In his reconstruction of the events that happened on the fateful night, Ram Gopal Verma chooses to place his camera behind the lens of a humane perspective. His spokesperson is the Joint Commissioner of Mumbai Police (Nana Patekar), modelled on Rakesh Maria. The events unfold from his perspective as he narrates his story to a panel enquiring his handling of the situation. Bit by bit he reconstructs every event in painstaking detail and we watch them unfold interspersed with his account.

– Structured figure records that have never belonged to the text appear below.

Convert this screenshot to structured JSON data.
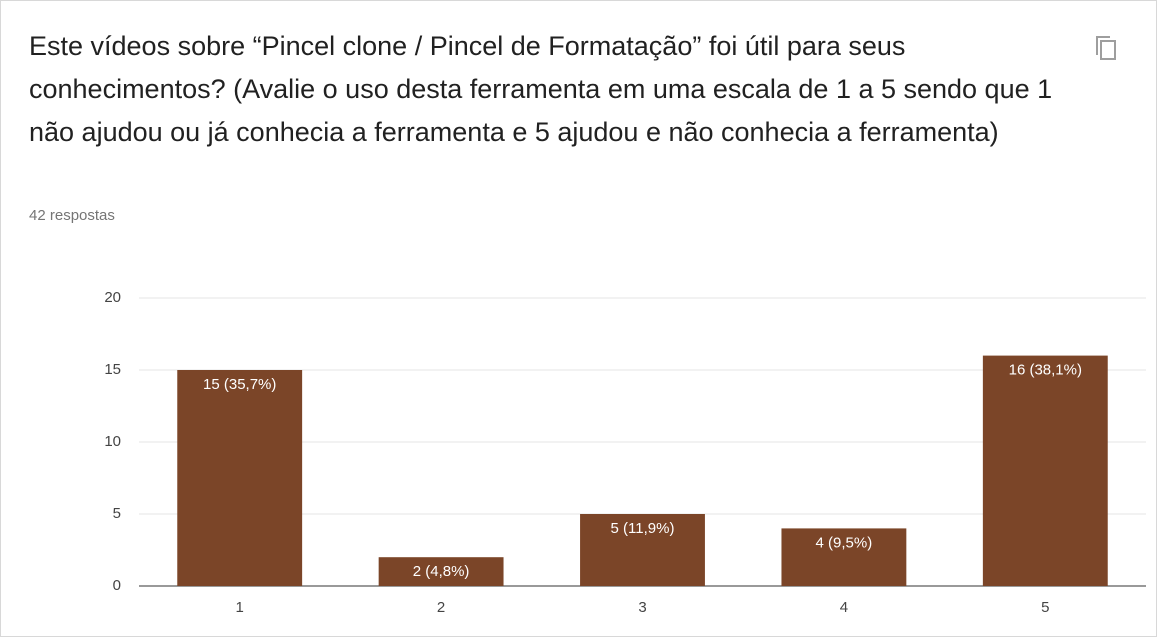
{
  "chart_data": {
    "type": "bar",
    "title": "Este vídeos sobre “Pincel clone / Pincel de Formatação” foi útil para seus conhecimentos? (Avalie o uso desta ferramenta em uma escala de 1 a 5 sendo que 1 não ajudou ou já conhecia a ferramenta e 5 ajudou e não conhecia a ferramenta)",
    "subtitle": "42 respostas",
    "categories": [
      "1",
      "2",
      "3",
      "4",
      "5"
    ],
    "values": [
      15,
      2,
      5,
      4,
      16
    ],
    "value_labels": [
      "15 (35,7%)",
      "2 (4,8%)",
      "5 (11,9%)",
      "4 (9,5%)",
      "16 (38,1%)"
    ],
    "color": "#7b4528",
    "ylim": [
      0,
      20
    ],
    "yticks": [
      0,
      5,
      10,
      15,
      20
    ],
    "grid": true
  }
}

It is clear the intention of the film is in the right place. It has a very sober tone that underlines the stark pointblank multiple murders and the ferocity of the evil unleashed. The film is clear that it is a telling of the events of that day alone, and does so at a deliberate pace but without any panache. In real life, the attacks were covered in so much detail that as spectators nothing was left to the imagination. Inherently, the day’s events aren’t surrounded by any curiosity for us. Yet, there is no careful build-up of tension and drama to sustain the narrative and the effect then is flat and plain. Such is the unimaginativeness of the staging that what is rousing in our memories leaves us cold and desensitised while watching it onscreen.
Everything around Nana Patekar falls flat making him tower over the cardboard cutouts he is surrounded with. Even his own performance, although nuanced and balanced, is clearly not what we know him to be capable of, but even in the mess he holds the film together. As for the others, the acting is simply abysmal and mostly a case of wrong casting. There is even Atul Kulkarni wasted on a completely useless role; one wonders about the inspiration behind that casting.

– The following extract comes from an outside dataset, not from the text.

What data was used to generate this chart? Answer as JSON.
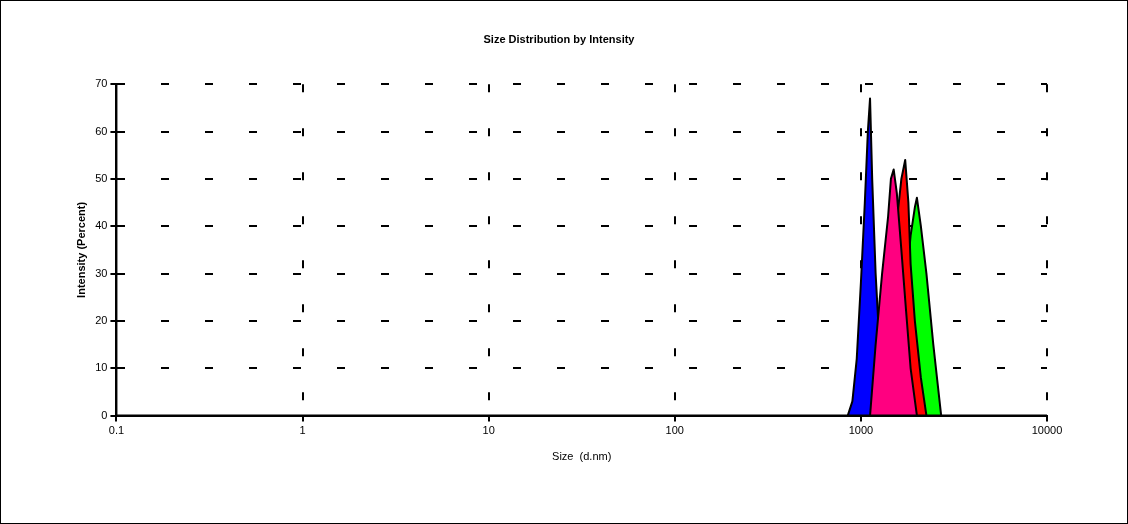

Among the shambles of RGV’s favourite over-the-top music score and in-control but still truant ‘rogue’ camera, one thing strikes home and that is the sincerity with which the maker has balanced the rhetoric of the film. Speaking and mourning from a humane perspective, the film chooses to stay away from the larger religio-political issues and limits itself by focussing on the misplaced idealism of jihad. In a somewhat simplistic narrative treatment, the spokesmen of each sides get his turn at the dias, first the terrorist – the perpetrator of evil and then the Commissioner – the upholder of justice. Their speeches are carefully written, the writing and direction espousing a pleasant objectivity. Unfortunately, it leads to no good, with the entire ship sinking fast, this rather important exchange, which could have become the crux of the story, simply gets waylaid.
Despite Ram Gopal Verma’s good intentions, all we are left with is an extremely amateurish film that acts neither as a spur nor balm and says nothing new.